It’s been a pleasure for us finally to see the rise of programmatic direct in 2016. It means media planners are more certain of what they want to buy and they want to be sure they’re able to buy it at the right price and the right time. They’re not leaving as much to chance (or rather automation) as they did when they were first buying programmatically. We think programmatic direct will be the future of video ad buys.
Why? Because this form of buying takes advantage of automated work flow, but allows the targeting of specific premium audiences — for example, New York Times readers, or Car and Driver visitors.
Historically (and it’s difficult to believe this has already become part of history) if you bought programmatically, it was from an open exchange, and it was done through RTB (real time bidding), an auction system that drove digital ad prices through the floor and convinced many premium publishers not to participate, except with their remnant inventory. In addition, RTB meant that buyers didn’t really know what they were buying, and were often victims of fraudsters.
Now we’re trying to take the best of the programmatic environment — its ability to target carefully, to scale, and to digitize media buying work flow — and extend it to more careful buying. In the past, we were more of an open exchange, while now we’re more into header bidding, Deal ID, and programmatic direct.
You will want to buy programmatic direct when:
1)you want to eliminate the possibility of fraud and malware
2)You want to guarantee the inventory you receive
3)you want to ensure brand safety
4)you still want the efficiencies of buying through an exchange.
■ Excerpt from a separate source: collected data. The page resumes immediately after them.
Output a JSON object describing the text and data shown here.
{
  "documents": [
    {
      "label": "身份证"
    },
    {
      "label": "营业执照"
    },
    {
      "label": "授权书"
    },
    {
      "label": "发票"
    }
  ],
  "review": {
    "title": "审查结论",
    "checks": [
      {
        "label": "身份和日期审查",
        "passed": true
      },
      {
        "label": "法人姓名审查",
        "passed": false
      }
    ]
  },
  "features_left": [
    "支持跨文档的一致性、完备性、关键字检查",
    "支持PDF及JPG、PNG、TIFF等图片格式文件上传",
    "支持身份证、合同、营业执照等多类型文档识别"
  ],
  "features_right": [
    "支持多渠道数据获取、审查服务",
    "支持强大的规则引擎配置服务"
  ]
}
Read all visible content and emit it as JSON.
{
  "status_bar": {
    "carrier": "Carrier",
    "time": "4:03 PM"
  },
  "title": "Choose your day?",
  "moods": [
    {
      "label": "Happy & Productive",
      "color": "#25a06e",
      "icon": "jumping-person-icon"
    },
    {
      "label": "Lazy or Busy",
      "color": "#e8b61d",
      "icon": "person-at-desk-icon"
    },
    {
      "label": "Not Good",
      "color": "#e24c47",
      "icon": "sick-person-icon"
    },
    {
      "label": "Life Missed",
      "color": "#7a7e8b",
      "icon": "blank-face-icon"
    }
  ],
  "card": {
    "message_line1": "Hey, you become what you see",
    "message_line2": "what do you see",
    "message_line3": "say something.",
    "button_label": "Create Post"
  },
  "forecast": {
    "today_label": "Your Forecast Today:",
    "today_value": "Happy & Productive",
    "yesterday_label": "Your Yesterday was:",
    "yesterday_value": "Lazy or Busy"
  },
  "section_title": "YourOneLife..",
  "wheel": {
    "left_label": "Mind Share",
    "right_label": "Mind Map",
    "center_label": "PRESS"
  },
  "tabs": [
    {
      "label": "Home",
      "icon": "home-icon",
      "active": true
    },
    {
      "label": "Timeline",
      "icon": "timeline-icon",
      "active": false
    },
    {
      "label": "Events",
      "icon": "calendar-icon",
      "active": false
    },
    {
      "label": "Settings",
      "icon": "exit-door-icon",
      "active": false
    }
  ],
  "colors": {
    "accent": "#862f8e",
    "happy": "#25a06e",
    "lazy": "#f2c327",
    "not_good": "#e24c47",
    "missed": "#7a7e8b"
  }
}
Michael Kuntz, Senior VP of Digital Revenue at USA Today captures this change:
I think lots of clients have woken up and they’re saying, ‘We understand there are efficiencies in buying through an open exchange, but I’m not so confident my ads are showing up in the right environment,” Mr. Kuntz said. “I think the pendulum is starting to move away from just buying the right eyeballs in real time to, ‘Yeah, we want to do that, but we also want to make sure our ads are showing up on the right content and in an environment we’re comfortable with.'”
One of the problems slowing the acceptance of programmatic direct is uncertainty about semantics. Digital advertising is full of terms that have been invented to describe small changes in supply or demand side technologies that are supposed to make things easier for the buyer.
For example, at ZEDO we use a private platform to serve our ZINC ads. This makes it secure end-to-end, and allows us to do programmatic direct deals as well as header bidding with our premium supply. On the publisher side, we carefully choose the publishers that are on the white lists of major brands. We may refer to our deals sometimes as programmatic direct, or we may just say we’re a secure private end-to-end platform.
At the end of the day, all the vendors who are trying to clean up the industry are going to be doing somewhat the same thing, despite the often confused nomenclature.